Re: Looking for work? You're not alone.

Posted: Sat Jan 21, 2012 11:17 pm
by CielOnTap
I'm not feeling encouraged by the Stats Canada report saying it's not that bad in Canada. Historical data captures a period, or periods, of time. Being low on cash is never fun.
Morissette said the data found that the monthly risk of layoff in the early 1980s was 2.9 per cent, almost 1.5 times higher than the 2 per cent rate observed from 2008 to 2011. The risk of layoff averaged 2.7 per cent in the early 1990s.

Those most at risk of layoff in all three recessions were workers aged 15 to 24, those without university degrees and newly hired employees with fewer than two years’ seniority.
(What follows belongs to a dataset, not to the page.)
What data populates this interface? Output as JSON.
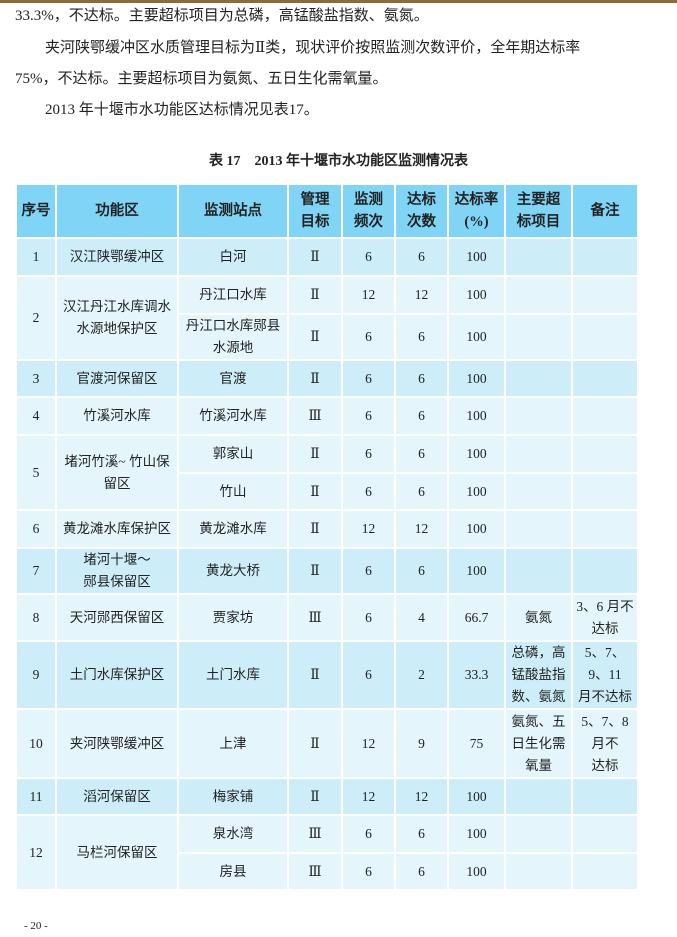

The difference in the latest recession is those laid off were older, better educated and less likely to come from the manufacturing sector, which Morissette, an economist, said reflects the changes in the overall workforce today. ... used-to-be

If you don't get some experience, you usually are screened out of jobs in your field seeking X years of experience, along with specific computer program knowledge skills. University is a debt experience for many people. If you are debt-adverse, that path to university is not taken.

In India, there is a report suggesting areas of the economy having growth for new hires, though temporary staffing is getting the main focus:
Pradeep Dhar, CMD, Vitasta Consulting Pvt, feels temporary staffing is getting bigger especially with IT, ITeS and a few other services industries like hotels, food and catering businesses.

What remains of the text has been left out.